RIO DE JANEIRO, Brazil – A teenage girl was locked up on theft charges in an Amazon jail for weeks with 21 men who she said would only let her eat in return for sex, according to authorities, setting off a national scandal over the treatment of women by Brazil's justice system.
The 15-year-old said she was required to have sex with at least two inmates, police spokesman Walrimar Santos said by telephone Thursday from Belem, at the mouth of the Amazon River, where the victim was transferred after nearly a month living with male inmates.
By her account, officials did nothing — until the story erupted in the national media and outraged Brazilians demanded her transfer.
"Throwing a 15-year-old girl into a cell with 20 men was a heinous and intolerable act," Brazilian Bar Association president Cezar Britto said in an interview. "It is a serious case of criminal negligence against women, who in Brazil continue to be victims of prejudice."
Santos said the girl was not beaten or injured. But the newspaper O Estado de S. Paulo, which said it had access to private testimony after her transfer from the jail, reported she was tortured with lit cigarettes on her fingers and bare feet to force her to have sex. Her cellmates cut her hair to make her look more like a boy and difficult to recognize, Estado said.
She said her only reprieve from obligatory sex was on Thursdays — when intimate visits were allowed — and things "calmed down," Estado reported.
Police and human rights officials said the girl was out of touch in Belem and would not speak to reporters. The Associated Press generally does not identify people who may have been victims of sexual assault.
The girl was arrested Oct. 21 on accusations of breaking and entering a house and jailed with male inmates in Abaetetuba, a city of 78,000 outside the Para state capital of Belem.
She was transferred to a jail for women in Belem on Nov. 17, although police claim they requested her transfer earlier but were ignored.
Santos said separate jails for men and women do not exist in most towns in Para — a sprawling, largely lawless state twice the size of France.
Days after the case was divulged, the Brazilian Bar Association announced that a 23-year-old woman had been obliged to share a cell with 70 men in a police detention center in Parauapebas, in southern Para. It was not clear if she was forced to have sex.

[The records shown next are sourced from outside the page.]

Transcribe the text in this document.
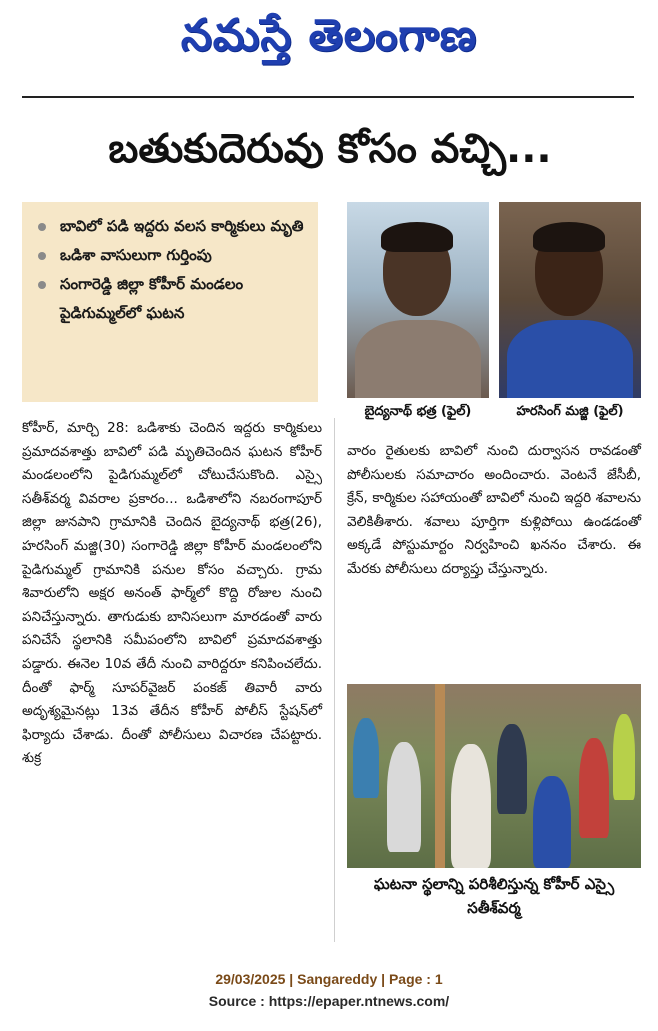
నమస్తే తెలంగాణ
బతుకుదెరువు కోసం వచ్చి...
బావిలో పడి ఇద్దరు వలస కార్మికులు మృతి
ఒడిశా వాసులుగా గుర్తింపు
సంగారెడ్డి జిల్లా కోహీర్ మండలం పైడిగుమ్మల్‌లో ఘటన
బైద్యనాథ్ భత్ర (ఫైల్)	హరసింగ్ మజ్జి (ఫైల్)
కోహీర్, మార్చి 28: ఒడిశాకు చెందిన ఇద్దరు కార్మికులు ప్రమాదవశాత్తు బావిలో పడి మృతిచెందిన ఘటన కోహీర్ మండలంలోని పైడిగుమ్మల్‌లో చోటుచేసుకొంది. ఎస్సై సతీశ్‌వర్మ వివరాల ప్రకారం... ఒడిశాలోని నబరంగాపూర్ జిల్లా జునపాని గ్రామానికి చెందిన బైద్యనాథ్ భత్ర(26), హరసింగ్ మజ్జి(30) సంగారెడ్డి జిల్లా కోహీర్ మండలంలోని పైడిగుమ్మల్ గ్రామానికి పనుల కోసం వచ్చారు. గ్రామ శివారులోని అక్షర అనంత్ ఫార్మ్‌లో కొద్ది రోజుల నుంచి పనిచేస్తున్నారు. తాగుడుకు బానిసలుగా మారడంతో వారు పనిచేసే స్థలానికి సమీపంలోని బావిలో ప్రమాదవశాత్తు పడ్డారు. ఈనెల 10వ తేదీ నుంచి వారిద్దరూ కనిపించలేదు. దీంతో ఫార్మ్ సూపర్‌వైజర్ పంకజ్ తివారీ వారు అదృశ్యమైనట్లు 13వ తేదీన కోహీర్ పోలీస్ స్టేషన్‌లో ఫిర్యాదు చేశాడు. దీంతో పోలీసులు విచారణ చేపట్టారు. శుక్ర
వారం రైతులకు బావిలో నుంచి దుర్వాసన రావడంతో పోలీసులకు సమాచారం అందించారు. వెంటనే జేసీబీ, క్రేన్, కార్మికుల సహాయంతో బావిలో నుంచి ఇద్దరి శవాలను వెలికితీశారు. శవాలు పూర్తిగా కుళ్లిపోయి ఉండడంతో అక్కడే పోస్టుమార్టం నిర్వహించి ఖననం చేశారు. ఈ మేరకు పోలీసులు దర్యాప్తు చేస్తున్నారు.
ఘటనా స్థలాన్ని పరిశీలిస్తున్న కోహీర్ ఎస్సై సతీశ్‌వర్మ
29/03/2025 | Sangareddy | Page : 1
Source : https://epaper.ntnews.com/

Para Gov. Ana Julia Carepa said she was outraged by the alleged abuse at Abaetetuba. She suspended three top police officials pending an investigation and promised that the guilty parties would be "punished in exemplary fashion."
"There's no excuse for what happened," she said in a statement. "I'm also shocked and indignant, as a woman and as governor. ... A woman can never be jailed in the same cell as men."
The federal government on Friday sent a task force of human rights officials to Belem to accompany the investigation after the girl and her family reported receiving death threats.
"First we will guarantee the safety of the minor, who will be included in the program for the Protection of Children and Adolescents threatened with death," Marcia Ustra Soares, a director of the program, told reporters.
The victim's father insisted in a televised interview that she was 15, and that police threatened to arrest him unless he produced a certificate showing she was 20.
"I want justice. The situation can't stay like this," he said.
Amnesty International said Brazilian women "are the hidden victims of a crumbling detention system," and many cases of women abused under government custody go unreported or uninvestigated.
"We receive extensive reports of women in detention who suffer sexual abuse, torture, substandard health care and inhuman conditions," said Tim Cahill, Amnesty's researcher on Brazil.
Carepa said the government also was investigating reports that the girl was arrested purposely for the sexual gratification of the prisoners.
"This is an unfortunate practice that regrettably has been occurring for some time," she said. "But it would be good to make this public, so that all society will be mobilized and we can end these practices. ... We won't allow this to happen again."
The Brazilian Bar Association voiced skepticism that officials would take effective action.
"What has happened in the state of Para's prison system shows that for authorities the concept of human dignity is only useful as a rhetorical instrument, not something to be taken seriously," Britto said.
If police did not have the required separate cells, the government "must recognize its inefficiency and ... release those citizens it cannot hold," he said.